Richard looked startled. “All your piercings. You probably set off metal


detectors in airports. And of course your kind can’t tolerate certain metals.”


Drake’s eyes nearly bulged out of his head. Crescent knew exactly how he felt. How had she never thought of this before?


“What are you guys talking about?” Janet had finally gotten the last of the


whipped cream off her nose. “Drake, you look like you just crapped your pants.”


“I—um—I want to fly, but I can’t. But I never made the connection—”


“What are you guys talking about?” Janet practically yelled.


“Fairies have a legendary fear of metal, especially iron,” Richard explained.


“In Crescent’s case, I would guess that translates into being unable to get off the—what are you doing?”


Tearing out all her goddamned earrings and rings, that’s what she was doing. Between her ears, nose, and belly button, she had over a dozen.


“I guess we’re done talking,” Janet commented when Crescent stood up so quickly, her chair fell over.


“There’s a back door behind the second coffee machine,” Drake said, “but I’m not sure now is the appropriate—Crescent?”


She ran for the door and it was right where he told her it would be. She was through it in a flash and bounding up one, two, three flights of stairs, and praise all the gods, the door to the roof was propped open and then she was out in the open.


She dove off the roof. At the last moment, she closed her eyes—she’d been disappointed too many times not to feel a twinge of anxiety. She knew she wouldn’t break any bones, but landing hurt, all the same.


Except she wasn’t landing.


She cracked open one eye and saw Janet, Richard, and Drake standing on the roof, looking at her. Except they were upside down.


Correction: she was upside down. In mid-air.


“There we go,” Richard said cheerfully. “Problem solved.”

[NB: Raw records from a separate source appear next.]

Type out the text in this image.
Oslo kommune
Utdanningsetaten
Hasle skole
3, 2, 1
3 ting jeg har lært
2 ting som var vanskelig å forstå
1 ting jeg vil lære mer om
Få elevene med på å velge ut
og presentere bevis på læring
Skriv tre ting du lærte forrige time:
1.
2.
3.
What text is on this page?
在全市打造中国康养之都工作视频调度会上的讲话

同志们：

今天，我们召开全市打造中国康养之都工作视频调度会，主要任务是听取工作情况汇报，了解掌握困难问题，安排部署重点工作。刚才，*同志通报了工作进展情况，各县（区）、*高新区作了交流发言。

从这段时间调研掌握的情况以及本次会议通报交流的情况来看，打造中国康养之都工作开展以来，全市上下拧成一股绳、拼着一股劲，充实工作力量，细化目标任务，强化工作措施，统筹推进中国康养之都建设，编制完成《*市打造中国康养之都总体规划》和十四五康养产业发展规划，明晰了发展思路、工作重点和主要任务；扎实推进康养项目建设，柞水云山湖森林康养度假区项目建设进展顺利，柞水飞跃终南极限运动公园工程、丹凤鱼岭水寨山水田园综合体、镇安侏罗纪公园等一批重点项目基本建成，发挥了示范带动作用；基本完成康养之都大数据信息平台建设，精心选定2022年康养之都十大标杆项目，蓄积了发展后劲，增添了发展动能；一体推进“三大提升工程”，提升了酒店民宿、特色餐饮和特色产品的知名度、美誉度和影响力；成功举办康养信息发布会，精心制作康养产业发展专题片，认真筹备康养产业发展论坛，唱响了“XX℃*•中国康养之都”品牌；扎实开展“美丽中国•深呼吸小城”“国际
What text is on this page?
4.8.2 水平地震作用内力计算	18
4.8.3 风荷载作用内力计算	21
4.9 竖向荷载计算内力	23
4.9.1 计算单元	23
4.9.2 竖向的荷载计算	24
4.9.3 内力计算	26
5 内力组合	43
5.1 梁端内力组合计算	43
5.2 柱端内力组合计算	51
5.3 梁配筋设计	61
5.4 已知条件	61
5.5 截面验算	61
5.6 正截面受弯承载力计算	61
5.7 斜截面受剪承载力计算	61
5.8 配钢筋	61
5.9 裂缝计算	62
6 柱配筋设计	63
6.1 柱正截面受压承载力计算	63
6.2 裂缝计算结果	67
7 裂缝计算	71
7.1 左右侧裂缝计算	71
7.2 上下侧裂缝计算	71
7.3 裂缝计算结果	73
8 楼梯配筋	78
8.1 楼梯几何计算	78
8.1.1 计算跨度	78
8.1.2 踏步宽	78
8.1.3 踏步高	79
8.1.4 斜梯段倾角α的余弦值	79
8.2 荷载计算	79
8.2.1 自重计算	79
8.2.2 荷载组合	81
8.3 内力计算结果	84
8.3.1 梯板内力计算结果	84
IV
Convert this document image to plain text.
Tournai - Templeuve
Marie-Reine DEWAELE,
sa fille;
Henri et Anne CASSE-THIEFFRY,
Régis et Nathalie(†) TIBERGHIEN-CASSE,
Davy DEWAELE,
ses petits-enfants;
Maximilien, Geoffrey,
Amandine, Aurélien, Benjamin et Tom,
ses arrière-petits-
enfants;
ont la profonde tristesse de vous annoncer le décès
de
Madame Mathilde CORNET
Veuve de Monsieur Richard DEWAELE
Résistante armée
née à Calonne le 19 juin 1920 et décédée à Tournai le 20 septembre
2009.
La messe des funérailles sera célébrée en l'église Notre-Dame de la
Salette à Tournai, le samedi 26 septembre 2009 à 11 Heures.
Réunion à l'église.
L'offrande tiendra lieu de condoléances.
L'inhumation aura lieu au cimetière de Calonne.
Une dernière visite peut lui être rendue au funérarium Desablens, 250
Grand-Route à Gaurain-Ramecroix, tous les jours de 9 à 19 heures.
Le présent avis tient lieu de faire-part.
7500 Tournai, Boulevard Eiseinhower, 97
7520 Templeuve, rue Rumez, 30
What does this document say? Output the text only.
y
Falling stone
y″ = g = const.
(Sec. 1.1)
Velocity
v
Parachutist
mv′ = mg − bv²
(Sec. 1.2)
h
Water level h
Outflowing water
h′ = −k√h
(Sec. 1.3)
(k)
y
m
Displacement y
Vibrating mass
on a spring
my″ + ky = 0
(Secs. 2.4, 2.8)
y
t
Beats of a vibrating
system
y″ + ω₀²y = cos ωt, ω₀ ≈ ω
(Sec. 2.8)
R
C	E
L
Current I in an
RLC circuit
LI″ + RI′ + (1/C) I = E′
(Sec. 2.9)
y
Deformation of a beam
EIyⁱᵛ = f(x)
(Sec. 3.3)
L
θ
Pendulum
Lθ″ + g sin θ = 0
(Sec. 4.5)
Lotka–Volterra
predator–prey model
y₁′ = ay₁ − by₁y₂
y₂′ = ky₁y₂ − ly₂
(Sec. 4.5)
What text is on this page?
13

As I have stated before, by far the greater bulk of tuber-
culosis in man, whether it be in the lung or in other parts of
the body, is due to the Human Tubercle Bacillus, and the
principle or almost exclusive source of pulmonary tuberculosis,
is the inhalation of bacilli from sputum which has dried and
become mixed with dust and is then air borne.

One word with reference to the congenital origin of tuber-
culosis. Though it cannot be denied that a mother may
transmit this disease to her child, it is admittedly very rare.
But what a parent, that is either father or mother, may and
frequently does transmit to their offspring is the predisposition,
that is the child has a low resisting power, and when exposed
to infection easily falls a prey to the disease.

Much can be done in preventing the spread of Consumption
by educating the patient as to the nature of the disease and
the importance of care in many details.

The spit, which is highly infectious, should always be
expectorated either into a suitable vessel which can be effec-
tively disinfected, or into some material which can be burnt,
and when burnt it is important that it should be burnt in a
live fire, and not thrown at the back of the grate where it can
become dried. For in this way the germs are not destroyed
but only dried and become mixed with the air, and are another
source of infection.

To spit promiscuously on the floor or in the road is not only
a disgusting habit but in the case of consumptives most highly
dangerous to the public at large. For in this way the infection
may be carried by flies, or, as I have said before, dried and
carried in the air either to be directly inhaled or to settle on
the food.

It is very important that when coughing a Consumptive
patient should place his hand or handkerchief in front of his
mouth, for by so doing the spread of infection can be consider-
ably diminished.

“Uh.” She could feel the grin split her face. “Can somebody reach my foot? I have no idea how to get down.”


CHAPTER TWELVE


“Now, it’s none of my business,” Janet began with, for her, heartening tentativeness.


“Oh, here we go.”


“She’s a little young for you, don’t you think?”


“I have to take relationship advice from a woman who hangs out with a dead guy?”


“Figured it out, did you?”


“Took me a while. He doesn’t really have a scent, you know? In fact, he smells more like you than anything else.”


They were back at Drake’s house, and the sun would be up soon. Crescent’s feet hadn’t touched the ground in three hours. Richard was amusing himself by bouncing her off the roof, seeing how high she would go. His personal best was sixteen feet. Drake and Janet were sitting cross-legged near the edge of the roof, watching.